My mother says I clung to the placenta in which I arrived for a week after my birth, and wailed like a banshee when the doctor finally pried it away from my tiny hands.

Six decades later nothing has changed. I still can’t bring myself to part with things on the off chance I might need and/or want them someday, even though I know my children will, after I’m gone, curse me for leaving them to wade through belongings they won’t understand why I kept.

“WTF is this?” one will ask, pulling a musty multi-page document, stapled between two sheets of faded red and green construction paper, out of a box.

“I dunno and I don’t care”, the other will respond, grabbing it and hurling into a garbage bag the December, 1960, issue of Tiger Tales, the mimeographed school newsletter from the Auxvasse Elementary/Jr. High/High School for which I was personally chosen that month by my teacher, Mrs. Scanlon, to report the Fourth Grade Class News, one of the first bylines I ever earned.

I sometimes wish I weren’t a pack rat, especially now that my wife and I are packing up the Connecticut house in which we’ve lived since 1991 – more than one-third of our lives. It has sold and, according to the contract, we’re supposed to leave it “broom clean” when the buyers take possession September 26.

Fat chance. Maybe by September 26, 2017, but no way we're going to be able to cull through all that stuff in a month. We’re simply going to have to move it all to Florida with us.

While it’s well known that pack rats generally marry neat-niks who toss things they won’t be needing within the next week into the trash, our marriage is an exception. My wife is a pack rat, too. It’s just that we’re pack rats about different things.

She’s a pack rat about clothes. For instance, she is moving 300 cashmere sweaters – all of which look exactly alike except for slight color variations – to Florida. I point out it is hardly ever sweater weather in Florida ­­– even in January – and that, if she wears a different sweater on each of the 30 cool evenings Florida gets in any given year, she can wear a unique one each time for a decade. She ignores me.

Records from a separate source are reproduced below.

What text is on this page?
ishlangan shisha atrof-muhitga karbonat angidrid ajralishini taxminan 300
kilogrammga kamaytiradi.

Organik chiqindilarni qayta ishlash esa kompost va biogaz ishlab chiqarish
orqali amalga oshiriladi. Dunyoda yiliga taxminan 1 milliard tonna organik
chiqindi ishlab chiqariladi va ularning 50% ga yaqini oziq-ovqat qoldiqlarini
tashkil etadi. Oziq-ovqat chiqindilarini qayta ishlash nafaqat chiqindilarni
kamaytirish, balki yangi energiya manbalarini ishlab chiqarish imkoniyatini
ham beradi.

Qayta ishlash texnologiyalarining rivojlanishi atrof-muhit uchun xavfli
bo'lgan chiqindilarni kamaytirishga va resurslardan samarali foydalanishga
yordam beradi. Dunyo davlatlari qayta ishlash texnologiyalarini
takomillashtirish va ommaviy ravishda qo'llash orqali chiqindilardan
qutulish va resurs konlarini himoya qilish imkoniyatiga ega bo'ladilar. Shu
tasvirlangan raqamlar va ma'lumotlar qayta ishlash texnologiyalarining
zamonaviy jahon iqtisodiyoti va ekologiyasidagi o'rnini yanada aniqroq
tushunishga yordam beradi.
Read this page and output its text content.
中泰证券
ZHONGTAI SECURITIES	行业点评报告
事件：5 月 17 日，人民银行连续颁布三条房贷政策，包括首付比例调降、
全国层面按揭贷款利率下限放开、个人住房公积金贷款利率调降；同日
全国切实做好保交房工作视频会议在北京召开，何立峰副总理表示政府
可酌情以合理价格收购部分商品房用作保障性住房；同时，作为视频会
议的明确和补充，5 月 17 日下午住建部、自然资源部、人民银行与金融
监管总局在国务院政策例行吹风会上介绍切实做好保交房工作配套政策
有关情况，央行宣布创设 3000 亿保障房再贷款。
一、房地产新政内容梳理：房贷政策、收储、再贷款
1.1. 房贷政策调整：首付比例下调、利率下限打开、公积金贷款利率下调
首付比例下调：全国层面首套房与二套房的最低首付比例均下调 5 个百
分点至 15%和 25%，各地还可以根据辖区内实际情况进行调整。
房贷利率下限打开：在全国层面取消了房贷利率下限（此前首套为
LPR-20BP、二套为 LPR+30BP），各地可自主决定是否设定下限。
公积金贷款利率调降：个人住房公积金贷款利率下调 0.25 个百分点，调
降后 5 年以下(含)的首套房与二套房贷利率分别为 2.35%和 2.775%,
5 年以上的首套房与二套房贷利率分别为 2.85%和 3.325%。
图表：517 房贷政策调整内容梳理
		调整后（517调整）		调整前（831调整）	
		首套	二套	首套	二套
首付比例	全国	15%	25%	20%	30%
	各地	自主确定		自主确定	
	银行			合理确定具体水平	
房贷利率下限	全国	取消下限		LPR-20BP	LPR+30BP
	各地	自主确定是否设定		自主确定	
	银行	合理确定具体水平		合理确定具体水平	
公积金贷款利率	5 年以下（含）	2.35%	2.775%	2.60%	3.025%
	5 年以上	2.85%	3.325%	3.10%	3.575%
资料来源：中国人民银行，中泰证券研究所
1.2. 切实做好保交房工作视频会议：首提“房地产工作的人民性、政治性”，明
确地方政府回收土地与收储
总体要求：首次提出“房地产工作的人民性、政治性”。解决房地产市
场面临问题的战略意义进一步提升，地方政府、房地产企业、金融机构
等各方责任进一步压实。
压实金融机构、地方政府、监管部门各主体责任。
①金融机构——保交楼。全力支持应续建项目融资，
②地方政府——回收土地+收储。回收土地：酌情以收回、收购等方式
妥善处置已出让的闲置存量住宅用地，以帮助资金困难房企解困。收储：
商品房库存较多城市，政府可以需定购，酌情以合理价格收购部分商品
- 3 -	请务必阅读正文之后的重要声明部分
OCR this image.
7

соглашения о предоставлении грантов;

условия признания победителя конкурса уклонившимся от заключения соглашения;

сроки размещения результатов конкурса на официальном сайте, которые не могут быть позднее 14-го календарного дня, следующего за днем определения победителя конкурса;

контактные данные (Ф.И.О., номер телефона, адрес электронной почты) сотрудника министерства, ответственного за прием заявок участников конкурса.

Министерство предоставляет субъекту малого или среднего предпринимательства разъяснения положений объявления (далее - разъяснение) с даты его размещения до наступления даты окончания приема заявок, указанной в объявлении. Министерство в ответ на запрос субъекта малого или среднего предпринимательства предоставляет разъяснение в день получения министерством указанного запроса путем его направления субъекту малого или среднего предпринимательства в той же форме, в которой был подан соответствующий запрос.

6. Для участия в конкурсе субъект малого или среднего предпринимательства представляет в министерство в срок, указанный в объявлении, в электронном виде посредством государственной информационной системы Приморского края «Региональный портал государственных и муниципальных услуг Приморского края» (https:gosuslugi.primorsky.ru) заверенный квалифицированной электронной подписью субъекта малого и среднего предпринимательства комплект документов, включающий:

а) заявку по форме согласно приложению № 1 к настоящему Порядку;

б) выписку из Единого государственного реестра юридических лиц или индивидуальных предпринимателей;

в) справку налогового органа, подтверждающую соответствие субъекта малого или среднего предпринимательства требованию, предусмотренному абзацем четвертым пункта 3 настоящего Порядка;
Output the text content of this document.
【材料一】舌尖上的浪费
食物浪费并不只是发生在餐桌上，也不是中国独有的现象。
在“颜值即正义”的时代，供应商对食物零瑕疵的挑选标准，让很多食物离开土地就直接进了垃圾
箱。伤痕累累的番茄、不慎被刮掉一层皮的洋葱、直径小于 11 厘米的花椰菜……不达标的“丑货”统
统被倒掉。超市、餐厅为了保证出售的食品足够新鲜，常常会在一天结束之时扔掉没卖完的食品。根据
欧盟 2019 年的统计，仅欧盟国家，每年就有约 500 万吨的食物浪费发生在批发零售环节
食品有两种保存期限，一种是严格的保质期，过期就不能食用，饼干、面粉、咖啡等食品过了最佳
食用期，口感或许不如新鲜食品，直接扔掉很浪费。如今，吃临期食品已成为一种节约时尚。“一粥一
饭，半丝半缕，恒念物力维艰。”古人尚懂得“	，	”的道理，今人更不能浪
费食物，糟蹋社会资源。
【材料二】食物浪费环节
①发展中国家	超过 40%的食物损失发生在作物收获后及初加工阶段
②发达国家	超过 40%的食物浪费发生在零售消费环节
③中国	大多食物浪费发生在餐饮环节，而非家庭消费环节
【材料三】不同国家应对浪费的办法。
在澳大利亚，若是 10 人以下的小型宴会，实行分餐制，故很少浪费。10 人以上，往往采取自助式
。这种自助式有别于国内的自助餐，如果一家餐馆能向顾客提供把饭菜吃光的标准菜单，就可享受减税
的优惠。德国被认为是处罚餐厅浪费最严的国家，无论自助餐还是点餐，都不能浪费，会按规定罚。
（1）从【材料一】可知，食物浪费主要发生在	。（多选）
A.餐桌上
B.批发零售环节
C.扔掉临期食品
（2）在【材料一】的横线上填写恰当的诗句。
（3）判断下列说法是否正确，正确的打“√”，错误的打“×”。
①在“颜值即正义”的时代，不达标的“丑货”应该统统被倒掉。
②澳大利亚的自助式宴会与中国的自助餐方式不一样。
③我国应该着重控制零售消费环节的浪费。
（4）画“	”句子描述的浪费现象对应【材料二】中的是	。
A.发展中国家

Just as I ignore her when she complains about all the photos and documents I insist on bringing with us. So far I have filled five 18 x 24 x 12 boxes with them and that’s just from the second story – I haven’t moved down to the first floor yet. Amazing when you consider we haven’t taken a picture that has been printed on photo paper this millennium.

Dozens (and dozens and dozens) of those photos, naturally, are framed and I’m packing the frames, too, but it’s not like they’ve been on display. They’ve been stashed at the bottom of closets and behind bookcase doors. Most were moved in 1991 from our first house here in Wilton, Conn., to which they had been moved in 1985 from our condo in Norwalk, Conn., to which they were moved in 1983 from our apartment in Manhattan to which they were moved in 1978 from our Chicago high-rise.

I can’t bring myself to throw away precious treasures like the framed photo of our first dog, a corgi-dachshund named Sybil (who went to that big boneyard in the sky 27 years ago), and me accepting a ribbon for Sybil’s second-place finish out of a field of 80 dogs at a Chicago obedience school. She would have won first had she not suddenly sat bolt upright through her 60-second “down-stay” command. I was so proud – every bit as proud as when I later watched one son cross the stage to accept his law degree and the other his Master’s.

I have no photos of those events, naturally, because they took place in the digital age.  

But Sybil’s framed graduation pic? I’d like to be buried with it. Along with all the thousands and thousands of other photos and documents I’ve saved, from a photo of me finding the fire engine the Easter Bunny left behind the propane tank in 1954 to an insurance policy I’m pretty sure expired in 1992 but want to keep just in case it didn’t.

Which means, I suppose, that my final resting place will be a landfill.

Because that’s the only place that will ever be able to accommodate me and all my stuff.